A credit union may only make loans to members within their field of membership, a restriction likely to skew an institution’s housing discrimination record, trade groups told the Department of Housing and Urban Development this week.
As a result, credit unions deserve a safe harbor from HUD’s updated proposed housing discrimination rules, the groups contend.
“The intricacies of credit union field of membership remain not widely understood by the general public as many are unfamiliar with technical aspects of credit unions’ unique legal structure,” Elizabeth M. Young LaBerge, senior director of advocacy and counsel at the Credit Union National Association, told the agency.
“Providing clarity in this respect would spare credit unions and their member-owners the burden of having to defend against unproductive litigation with limited legal resources,” Andrew Morris, senior counsel for research and policy at the National Association of Federally-Insured Credit Unions, told HUD in a letter this week.
Credit unions could become a target of housing discrimination lawsuits simply because of their membership and who may—and may not—join and obtain loans, Young LeBerge said.
“The practical reality is that many credit unions have been and will continue to be subject to unnecessary litigation on a variety of issues which plaintiffs cannot win as they are ineligible to join the credit union,” she wrote.
In June, HUD proposed re-adopting a 2013 housing discrimination rule. The Trump Administration had re-written that rule and housing advocates said Trump had weakened protections.
When HUD officials proposed re-adopting the 2013 rule, they said that the enforcement framework was clear: “A policy that had a discriminatory effect on a protected class was unlawful if it did not serve a substantial, legitimate, nondiscriminatory interest or if a less discriminatory alternative could also serve that interest.”
The 2020 rule change complicated the policy, they said, adding that the Trump Administration had made it more difficult to prove discrimination.

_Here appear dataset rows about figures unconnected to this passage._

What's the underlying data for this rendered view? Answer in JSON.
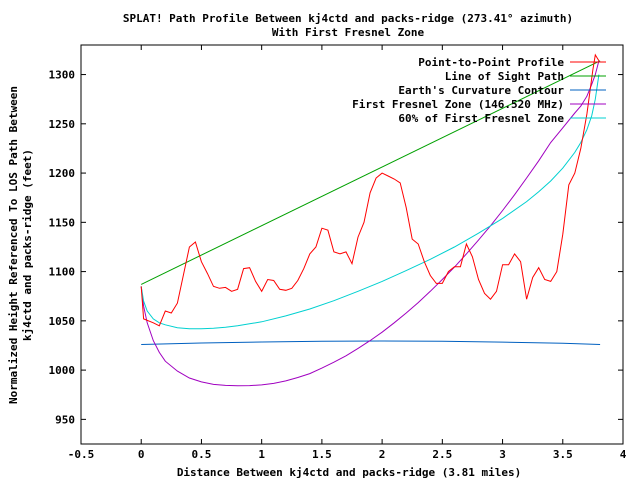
{
  "chart_data": {
    "type": "line",
    "title": "SPLAT! Path Profile Between kj4ctd and packs-ridge (273.41° azimuth)",
    "subtitle": "With First Fresnel Zone",
    "xlabel": "Distance Between kj4ctd and packs-ridge (3.81 miles)",
    "ylabel_line1": "Normalized Height Referenced To LOS Path Between",
    "ylabel_line2": "kj4ctd and packs-ridge (feet)",
    "xlim": [
      -0.5,
      4
    ],
    "ylim": [
      925,
      1330
    ],
    "x_ticks": [
      -0.5,
      0,
      0.5,
      1,
      1.5,
      2,
      2.5,
      3,
      3.5,
      4
    ],
    "x_tick_labels": [
      "-0.5",
      "0",
      "0.5",
      "1",
      "1.5",
      "2",
      "2.5",
      "3",
      "3.5",
      "4"
    ],
    "y_ticks": [
      950,
      1000,
      1050,
      1100,
      1150,
      1200,
      1250,
      1300
    ],
    "y_tick_labels": [
      "950",
      "1000",
      "1050",
      "1100",
      "1150",
      "1200",
      "1250",
      "1300"
    ],
    "grid": false,
    "legend_position": "top-right",
    "series": [
      {
        "name": "Point-to-Point Profile",
        "color": "#ff0000",
        "x": [
          0,
          0.02,
          0.1,
          0.15,
          0.2,
          0.25,
          0.3,
          0.4,
          0.45,
          0.5,
          0.55,
          0.6,
          0.65,
          0.7,
          0.75,
          0.8,
          0.85,
          0.9,
          0.95,
          1.0,
          1.05,
          1.1,
          1.15,
          1.2,
          1.25,
          1.3,
          1.35,
          1.4,
          1.45,
          1.5,
          1.55,
          1.6,
          1.65,
          1.7,
          1.75,
          1.8,
          1.85,
          1.9,
          1.95,
          2.0,
          2.05,
          2.1,
          2.15,
          2.2,
          2.25,
          2.3,
          2.35,
          2.4,
          2.45,
          2.5,
          2.55,
          2.6,
          2.65,
          2.7,
          2.75,
          2.8,
          2.85,
          2.9,
          2.95,
          3.0,
          3.05,
          3.1,
          3.15,
          3.2,
          3.25,
          3.3,
          3.35,
          3.4,
          3.45,
          3.5,
          3.55,
          3.6,
          3.65,
          3.7,
          3.75,
          3.77,
          3.8
        ],
        "values": [
          1085,
          1052,
          1048,
          1045,
          1060,
          1058,
          1068,
          1125,
          1130,
          1110,
          1098,
          1085,
          1083,
          1084,
          1080,
          1082,
          1103,
          1104,
          1090,
          1080,
          1092,
          1091,
          1082,
          1081,
          1083,
          1091,
          1103,
          1118,
          1125,
          1144,
          1142,
          1120,
          1118,
          1120,
          1108,
          1135,
          1150,
          1180,
          1195,
          1200,
          1197,
          1194,
          1190,
          1165,
          1133,
          1128,
          1110,
          1096,
          1088,
          1088,
          1100,
          1105,
          1105,
          1128,
          1115,
          1092,
          1078,
          1072,
          1080,
          1107,
          1107,
          1118,
          1110,
          1072,
          1094,
          1104,
          1092,
          1090,
          1100,
          1138,
          1188,
          1200,
          1225,
          1260,
          1305,
          1320,
          1314
        ]
      },
      {
        "name": "Line of Sight Path",
        "color": "#00a000",
        "x": [
          0,
          3.81
        ],
        "values": [
          1087,
          1314
        ]
      },
      {
        "name": "Earth's Curvature Contour",
        "color": "#0060c0",
        "x": [
          0,
          0.5,
          1.0,
          1.5,
          2.0,
          2.5,
          3.0,
          3.5,
          3.81
        ],
        "values": [
          1026,
          1027.5,
          1028.5,
          1029.2,
          1029.5,
          1029.2,
          1028.4,
          1027.2,
          1026
        ]
      },
      {
        "name": "First Fresnel Zone (146.520 MHz)",
        "color": "#a000c0",
        "x": [
          0,
          0.02,
          0.05,
          0.1,
          0.15,
          0.2,
          0.3,
          0.4,
          0.5,
          0.6,
          0.7,
          0.8,
          0.9,
          1.0,
          1.1,
          1.2,
          1.3,
          1.4,
          1.5,
          1.6,
          1.7,
          1.8,
          1.9,
          2.0,
          2.1,
          2.2,
          2.3,
          2.4,
          2.5,
          2.6,
          2.7,
          2.8,
          2.9,
          3.0,
          3.1,
          3.2,
          3.3,
          3.4,
          3.5,
          3.6,
          3.65,
          3.7,
          3.74,
          3.77,
          3.8
        ],
        "values": [
          1085,
          1065,
          1048,
          1030,
          1018,
          1009,
          999,
          992,
          988,
          985.5,
          984.5,
          984.2,
          984.3,
          985,
          986.5,
          989,
          992.5,
          996.5,
          1002,
          1008,
          1014.5,
          1022,
          1030,
          1038.5,
          1048,
          1058,
          1068.5,
          1080,
          1092,
          1104.5,
          1118,
          1132,
          1146.5,
          1162,
          1178,
          1195,
          1212.5,
          1231,
          1246,
          1261,
          1268,
          1278,
          1290,
          1300,
          1314
        ]
      },
      {
        "name": "60% of First Fresnel Zone",
        "color": "#00d0d0",
        "x": [
          0,
          0.02,
          0.05,
          0.1,
          0.15,
          0.2,
          0.3,
          0.4,
          0.5,
          0.6,
          0.7,
          0.8,
          0.9,
          1.0,
          1.2,
          1.4,
          1.6,
          1.8,
          2.0,
          2.2,
          2.4,
          2.6,
          2.8,
          3.0,
          3.2,
          3.3,
          3.4,
          3.5,
          3.6,
          3.65,
          3.7,
          3.74,
          3.77,
          3.8
        ],
        "values": [
          1085,
          1070,
          1060,
          1052,
          1048,
          1046,
          1043,
          1042,
          1042,
          1042.5,
          1043.5,
          1045,
          1047,
          1049,
          1055,
          1062,
          1070.5,
          1080,
          1090,
          1101,
          1112.5,
          1125,
          1139,
          1154,
          1171,
          1181,
          1192,
          1205,
          1221,
          1231,
          1244,
          1258,
          1275,
          1300
        ]
      }
    ]
  }
}
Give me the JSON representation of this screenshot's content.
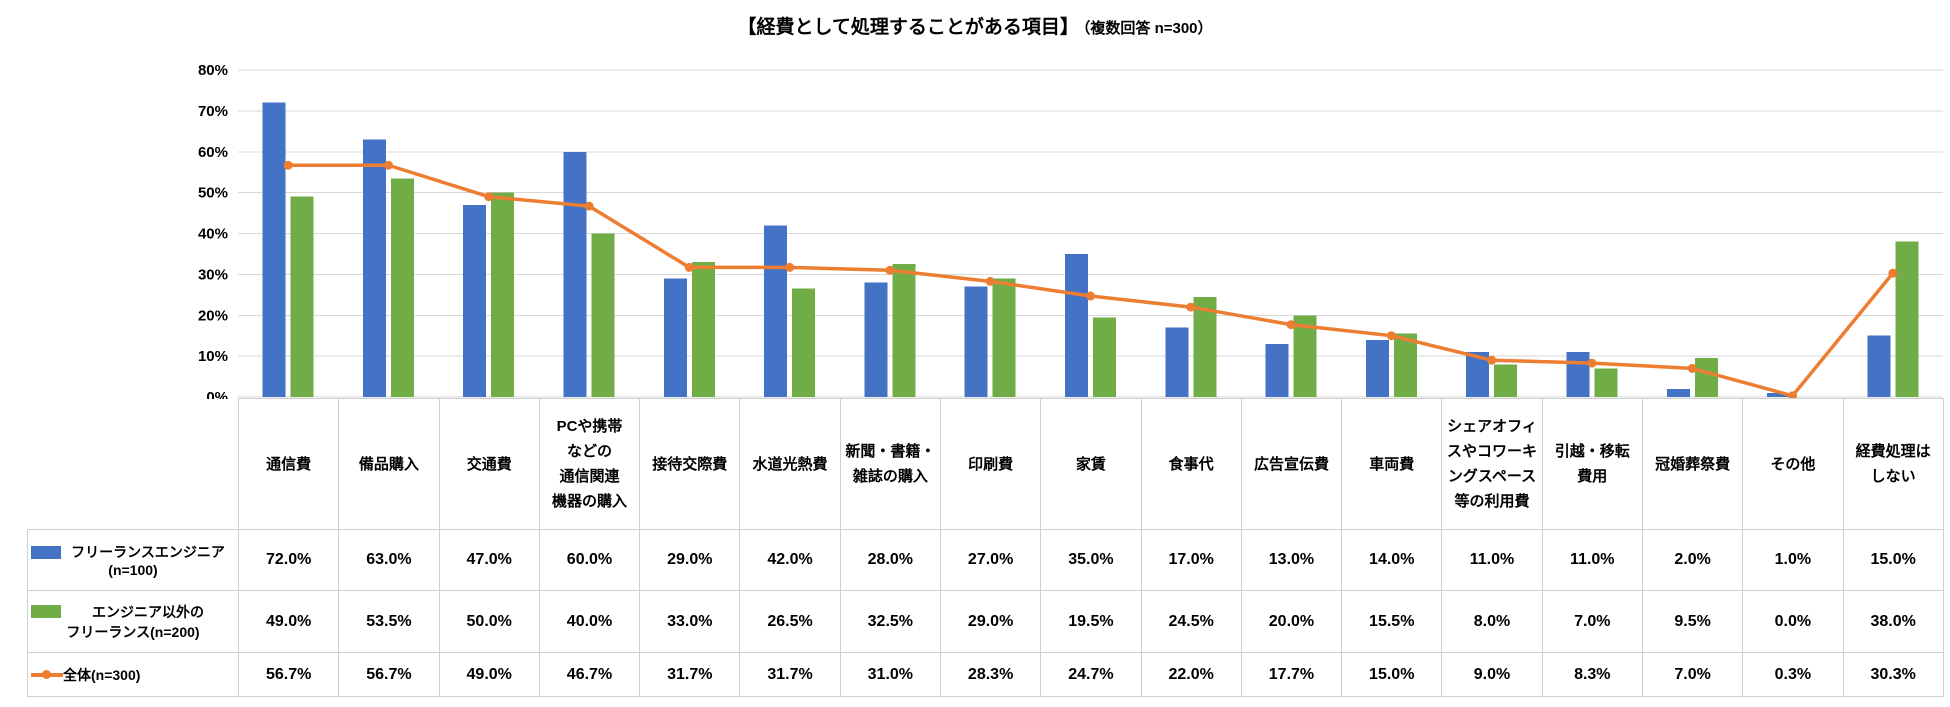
{
  "title": {
    "main": "【経費として処理することがある項目】",
    "note": "（複数回答 n=300）"
  },
  "colors": {
    "series1_blue": "#4472C4",
    "series2_green": "#70AD47",
    "series3_orange": "#ED7D31",
    "gridline": "#D9D9D9",
    "table_border": "#CFCFCF",
    "text": "#000000"
  },
  "chart_data": {
    "type": "bar",
    "subtype": "grouped bars with line overlay (combo)",
    "title": "【経費として処理することがある項目】（複数回答 n=300）",
    "xlabel": "",
    "ylabel": "",
    "ylim": [
      0,
      80
    ],
    "y_ticks": [
      "0%",
      "10%",
      "20%",
      "30%",
      "40%",
      "50%",
      "60%",
      "70%",
      "80%"
    ],
    "grid": true,
    "legend_position": "data-table-left-column",
    "categories": [
      "通信費",
      "備品購入",
      "交通費",
      "PCや携帯\nなどの\n通信関連\n機器の購入",
      "接待交際費",
      "水道光熱費",
      "新聞・書籍・\n雑誌の購入",
      "印刷費",
      "家賃",
      "食事代",
      "広告宣伝費",
      "車両費",
      "シェアオフィ\nスやコワーキ\nングスペース\n等の利用費",
      "引越・移転\n費用",
      "冠婚葬祭費",
      "その他",
      "経費処理は\nしない"
    ],
    "series": [
      {
        "name": "フリーランスエンジニア\n(n=100)",
        "type": "bar",
        "color": "#4472C4",
        "values": [
          72.0,
          63.0,
          47.0,
          60.0,
          29.0,
          42.0,
          28.0,
          27.0,
          35.0,
          17.0,
          13.0,
          14.0,
          11.0,
          11.0,
          2.0,
          1.0,
          15.0
        ]
      },
      {
        "name": "エンジニア以外の\nフリーランス(n=200)",
        "type": "bar",
        "color": "#70AD47",
        "values": [
          49.0,
          53.5,
          50.0,
          40.0,
          33.0,
          26.5,
          32.5,
          29.0,
          19.5,
          24.5,
          20.0,
          15.5,
          8.0,
          7.0,
          9.5,
          0.0,
          38.0
        ]
      },
      {
        "name": "全体(n=300)",
        "type": "line",
        "color": "#ED7D31",
        "values": [
          56.7,
          56.7,
          49.0,
          46.7,
          31.7,
          31.7,
          31.0,
          28.3,
          24.7,
          22.0,
          17.7,
          15.0,
          9.0,
          8.3,
          7.0,
          0.3,
          30.3
        ]
      }
    ]
  }
}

“It is a new day at HUD-and our department is working to lift barriers to housing and promote diverse, inclusive communities across the country,” HUD Secretary Marcia Fudge said, in releasing the proposed rule.
The new rule creates a conundrum for credit unions, the trade groups said.
“Federal credit unions have no discretion to lend to nonmembers―that is a policy dictated to them by the FCU Act and the NCUA,” Young LaBerge told the agency. “Nor is there an equally effective method of compliance with that prohibition, it simply cannot be done.”
Morris noted that in 2012, the National Credit Union Administration suggested that HUD grant a “safe haven” for credit unions.
However, one group of credit union commenters said the proposed rule is a huge improvement since it recodifies the 2013 rule and did not mention the membership issue. “The 2013 Rule properly codified the disparate impact standard that has prevailed in the courts and has been used by regulators, including HUD, for decades,” the Self-Help Credit Union, the Self-Help Federal Credit Union and their affiliate, the Center for Responsible Lending, wrote in a letter to HUD.